These Are My Final Words On Autoethnography

Welcome to this final autoethnographic post which is about what I have achieved and the epiphanies that I have had throughout my journey during the execution of my digital artefact. When I look back on what I have created I feel that sense of not quite having got it right. However when I listen to the soundtracks in their finished state I feel pleased. Yes! There is my voice and it is a genuine mix of fact and nostalgia as I remember it. There are parts that are not very professional and some parts that I probably could go over and “gloss” up and if I had more time I probably would do so, but perhaps its current state is truer to the spirit of what I understand autoethnography to be.

In my last blog post I spent some time agonising over whether I was successfully delivering my personal narrative however, having now completed my task I feel as though I have been efficacious in conveying my epiphanies and that I have interwoven these with further research to deliver a complete  autoethnographic experience.  I have endeavored to connect my personal experiences and memories which I relived and recorded with a broader cultural historical perspective. Originally the scope for the project was on a much grander scale but I decided to only investigate Astro boy and Cowboy Bebop and hopefully make a connection with the music and try to delve deeper into each piece. Validity was important and I wanted to connect to the listeners so that as Plummer, 2001 states, ‘the story enables the [listener] to enter the subjective world of the teller’ (cited by Ellis, Adams & Bochner 2011). I also aspired, as Ellis 2004 remarks,  to create a ‘personal narrative’ in order to ‘understand a self or some aspect of a life as it intersects with a cultural context’ (cited by Ellis, Adams & Bochner 2011).

Epiphanies, those significant moments that autoethnographers often use as their fuel for content, were an important aspect of my narrative and were a result of, as Zaner 2004 points out ‘attend[ing] to and analys[ing] lived experience  (cited by Ellis, Adams & Bochner 2011). I had two significant ephiphanies as a result of working through my digital artefact.  Firstly, was that of my experience of remembering the Astro Boy theme song when I was six. Astro Boy was a symbol of anti war anti discrimination and hope for a war free future. However the meaning for me was as much about where I was watching Astro Boy, as I was surrounded by the security and privacy of our old study as the episodes themselves. Because what I do remember about Astro Boy is the theme music and the armchair and the safety and in a sense this equates to the feeling of security and hope that Tezuka conveyed through his anime.

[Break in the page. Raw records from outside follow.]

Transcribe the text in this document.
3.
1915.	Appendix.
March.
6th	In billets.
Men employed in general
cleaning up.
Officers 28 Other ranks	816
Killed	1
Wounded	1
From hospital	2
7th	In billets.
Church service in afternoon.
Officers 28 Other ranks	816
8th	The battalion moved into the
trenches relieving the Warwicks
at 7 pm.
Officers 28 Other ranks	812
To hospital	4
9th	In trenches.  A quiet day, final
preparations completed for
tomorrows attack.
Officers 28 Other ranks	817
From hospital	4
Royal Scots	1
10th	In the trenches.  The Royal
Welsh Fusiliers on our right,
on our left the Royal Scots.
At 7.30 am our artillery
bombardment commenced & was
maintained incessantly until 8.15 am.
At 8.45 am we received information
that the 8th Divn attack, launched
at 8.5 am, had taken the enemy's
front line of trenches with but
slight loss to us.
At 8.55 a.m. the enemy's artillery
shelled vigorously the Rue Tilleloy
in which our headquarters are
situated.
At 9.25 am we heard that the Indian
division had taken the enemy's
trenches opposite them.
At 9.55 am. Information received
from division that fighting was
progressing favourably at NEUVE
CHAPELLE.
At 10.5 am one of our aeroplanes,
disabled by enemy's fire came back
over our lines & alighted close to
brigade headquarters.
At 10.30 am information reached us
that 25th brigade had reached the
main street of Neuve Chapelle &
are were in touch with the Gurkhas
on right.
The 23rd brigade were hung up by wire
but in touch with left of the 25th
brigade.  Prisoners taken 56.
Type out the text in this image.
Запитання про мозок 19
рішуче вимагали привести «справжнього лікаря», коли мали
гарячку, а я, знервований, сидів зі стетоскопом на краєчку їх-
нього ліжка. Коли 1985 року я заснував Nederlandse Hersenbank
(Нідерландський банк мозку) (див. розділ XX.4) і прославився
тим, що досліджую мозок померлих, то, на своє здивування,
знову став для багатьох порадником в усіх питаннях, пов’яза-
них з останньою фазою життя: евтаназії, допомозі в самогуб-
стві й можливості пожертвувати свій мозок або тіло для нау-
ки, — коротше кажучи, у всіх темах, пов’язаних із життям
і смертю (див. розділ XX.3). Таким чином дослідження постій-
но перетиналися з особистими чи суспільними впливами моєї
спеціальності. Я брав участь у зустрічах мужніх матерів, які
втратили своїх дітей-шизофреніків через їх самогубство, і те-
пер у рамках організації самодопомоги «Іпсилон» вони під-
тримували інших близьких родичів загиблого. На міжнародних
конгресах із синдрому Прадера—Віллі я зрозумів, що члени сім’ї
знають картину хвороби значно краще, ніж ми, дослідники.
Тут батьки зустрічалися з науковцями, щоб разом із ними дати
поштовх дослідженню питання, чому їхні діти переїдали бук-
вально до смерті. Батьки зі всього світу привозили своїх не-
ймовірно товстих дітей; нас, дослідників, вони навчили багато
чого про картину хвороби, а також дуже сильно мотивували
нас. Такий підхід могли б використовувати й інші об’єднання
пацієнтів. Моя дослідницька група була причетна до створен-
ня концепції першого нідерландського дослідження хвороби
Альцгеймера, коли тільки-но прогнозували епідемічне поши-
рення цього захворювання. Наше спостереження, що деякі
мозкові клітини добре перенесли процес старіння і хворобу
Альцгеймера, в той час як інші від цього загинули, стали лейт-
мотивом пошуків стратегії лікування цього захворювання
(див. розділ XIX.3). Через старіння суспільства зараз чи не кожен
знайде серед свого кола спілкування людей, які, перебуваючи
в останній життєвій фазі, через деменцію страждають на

Secondly, was that of  recognising that Cowboy Bebop directly related to Don Siegel’s Dirty Harry and after further research discovered that Dirty Harry had been a considerable influence on Cowboy Bebop’s director Shinichiro Wantanabe. In Rose Bridges review of the soundtrack for Cowboy Bebop, she points to the ‘heavy reliance on the aesthetics of film noir, the popular genre of urban pulp and crime films from the 1940’s (the same decade when bebop emerged)’. She goes on to draw the connection between the similarities of musical genres i.e. that of jazz. She also comments on the way in which the music ‘travels across genre boundaries over the course of the track’ (Bridges, 2017 p. 10). It was exciting for me to validate my ‘gut feeling’ that Cowboy Bebop was linked to Dirty Harry and how the jazz styled music conveyed the characters of both Inspector Harry Callaghan and Spike Speigel.

What I found throughout this project was that the simplicity of the delivery of the content belied the underlying complexity of the product. For me autoethnography required changing my perceptions of how to carry out a research project but I am reasonably satisfied with the results even if I am left with the nagging question, as Ellis 2004 asks, did my personal narrative ‘invite [listeners] to enter into [my] world and use what they learn[t] there to reflect on, understand, and cope with their own lives?’ (cited by Ellis, Adams & Bochner 2011).

References:

Bridges, R 2017, Yoko Kanno’s Cowboy Bebop Soundtrack: 33 1/3 Japan, Bloomsbury Academic, New York.